Charge radii and neutron correlations in helium halo nuclei

TL;DR

This paper investigates the charge radii and neutron correlations in helium halo nuclei, revealing how dineutron correlations, spin-orbit effects, and core swelling influence observed charge radius changes.

Contribution

It introduces a complex-energy configuration interaction approach to analyze neutron correlations and charge radii in helium halo nuclei, highlighting the interplay of multiple effects.

Findings

Decrease in charge radius from $^6$He to $^8$He explained by multiple effects

Distinct neutron angular correlations in $^6$He resonances compared to ground states

Identification of key factors affecting charge radii in halo nuclei

Abstract

Within the complex-energy configuration interaction framework, we study correlations of valence neutrons to explain the behavior of charge radii in the neutron halo nuclei $^{6,8}$He.

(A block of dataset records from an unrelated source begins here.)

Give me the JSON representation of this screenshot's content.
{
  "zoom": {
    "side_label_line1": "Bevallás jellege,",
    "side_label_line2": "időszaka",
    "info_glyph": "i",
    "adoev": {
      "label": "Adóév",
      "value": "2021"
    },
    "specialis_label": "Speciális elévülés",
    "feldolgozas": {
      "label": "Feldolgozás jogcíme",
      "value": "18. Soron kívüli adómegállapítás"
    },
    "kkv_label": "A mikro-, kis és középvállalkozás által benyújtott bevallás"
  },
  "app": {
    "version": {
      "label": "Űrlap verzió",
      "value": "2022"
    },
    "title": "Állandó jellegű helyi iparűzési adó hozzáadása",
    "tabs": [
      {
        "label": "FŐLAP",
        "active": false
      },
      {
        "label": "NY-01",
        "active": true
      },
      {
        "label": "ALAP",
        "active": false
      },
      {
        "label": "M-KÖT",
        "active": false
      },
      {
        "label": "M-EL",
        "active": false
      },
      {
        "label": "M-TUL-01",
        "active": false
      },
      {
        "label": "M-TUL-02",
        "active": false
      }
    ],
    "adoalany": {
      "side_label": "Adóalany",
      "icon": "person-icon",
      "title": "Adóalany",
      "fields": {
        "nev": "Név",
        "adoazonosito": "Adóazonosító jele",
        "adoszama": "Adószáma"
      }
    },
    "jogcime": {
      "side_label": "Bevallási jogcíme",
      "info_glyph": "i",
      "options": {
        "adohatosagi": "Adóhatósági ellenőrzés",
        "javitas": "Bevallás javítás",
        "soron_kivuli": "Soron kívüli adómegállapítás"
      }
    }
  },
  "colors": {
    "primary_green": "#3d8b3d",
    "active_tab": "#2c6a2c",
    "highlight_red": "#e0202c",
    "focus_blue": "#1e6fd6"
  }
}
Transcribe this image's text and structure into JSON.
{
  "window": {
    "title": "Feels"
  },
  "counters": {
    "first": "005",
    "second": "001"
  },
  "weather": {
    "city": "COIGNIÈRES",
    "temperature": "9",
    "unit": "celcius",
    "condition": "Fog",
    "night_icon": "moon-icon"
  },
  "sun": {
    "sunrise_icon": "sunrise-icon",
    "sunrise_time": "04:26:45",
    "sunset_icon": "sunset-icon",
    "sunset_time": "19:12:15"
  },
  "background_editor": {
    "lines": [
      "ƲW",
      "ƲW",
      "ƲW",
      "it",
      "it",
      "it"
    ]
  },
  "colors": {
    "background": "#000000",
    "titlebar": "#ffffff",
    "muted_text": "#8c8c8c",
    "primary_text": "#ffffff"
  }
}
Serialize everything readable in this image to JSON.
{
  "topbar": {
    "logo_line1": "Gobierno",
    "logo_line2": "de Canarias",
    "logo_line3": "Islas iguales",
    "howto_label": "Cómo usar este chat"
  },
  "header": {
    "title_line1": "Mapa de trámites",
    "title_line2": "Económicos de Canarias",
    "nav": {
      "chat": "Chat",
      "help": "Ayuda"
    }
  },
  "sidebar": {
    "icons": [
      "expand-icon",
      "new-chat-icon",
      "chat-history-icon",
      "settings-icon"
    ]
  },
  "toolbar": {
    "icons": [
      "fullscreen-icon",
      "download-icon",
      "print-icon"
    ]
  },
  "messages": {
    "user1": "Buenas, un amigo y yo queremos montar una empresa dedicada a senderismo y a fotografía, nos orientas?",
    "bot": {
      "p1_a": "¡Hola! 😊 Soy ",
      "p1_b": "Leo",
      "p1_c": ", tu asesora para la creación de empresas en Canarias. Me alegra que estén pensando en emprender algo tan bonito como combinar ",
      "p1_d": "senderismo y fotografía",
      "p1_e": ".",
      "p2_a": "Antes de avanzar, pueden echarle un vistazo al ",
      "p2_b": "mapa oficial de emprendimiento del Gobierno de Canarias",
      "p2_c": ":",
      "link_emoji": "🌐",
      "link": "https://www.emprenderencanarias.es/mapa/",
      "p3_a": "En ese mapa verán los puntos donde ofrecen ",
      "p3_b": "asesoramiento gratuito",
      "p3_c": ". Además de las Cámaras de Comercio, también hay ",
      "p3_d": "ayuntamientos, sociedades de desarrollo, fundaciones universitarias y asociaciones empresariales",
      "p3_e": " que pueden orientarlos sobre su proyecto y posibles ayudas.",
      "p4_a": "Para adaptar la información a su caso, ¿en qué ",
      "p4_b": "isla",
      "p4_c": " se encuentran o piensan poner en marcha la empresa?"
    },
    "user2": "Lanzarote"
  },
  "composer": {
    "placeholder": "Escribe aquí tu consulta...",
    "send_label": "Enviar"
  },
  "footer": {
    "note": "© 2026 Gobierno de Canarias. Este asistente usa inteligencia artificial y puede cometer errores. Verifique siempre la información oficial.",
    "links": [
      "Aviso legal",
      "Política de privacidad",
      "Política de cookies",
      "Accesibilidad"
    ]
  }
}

We find that the experimentally observed decrease of the charge radius between $^6$He and $^8$He is caused by a subtle interplay between three effects: dineutron correlations, a spin-orbit contribution to the charge radius, and a core swelling effect. We demonstrate that two-neutron angular correlations in the $2^+_1$ resonance of $^6$He differ markedly from the ground-state correlations in $^{6,8}$He.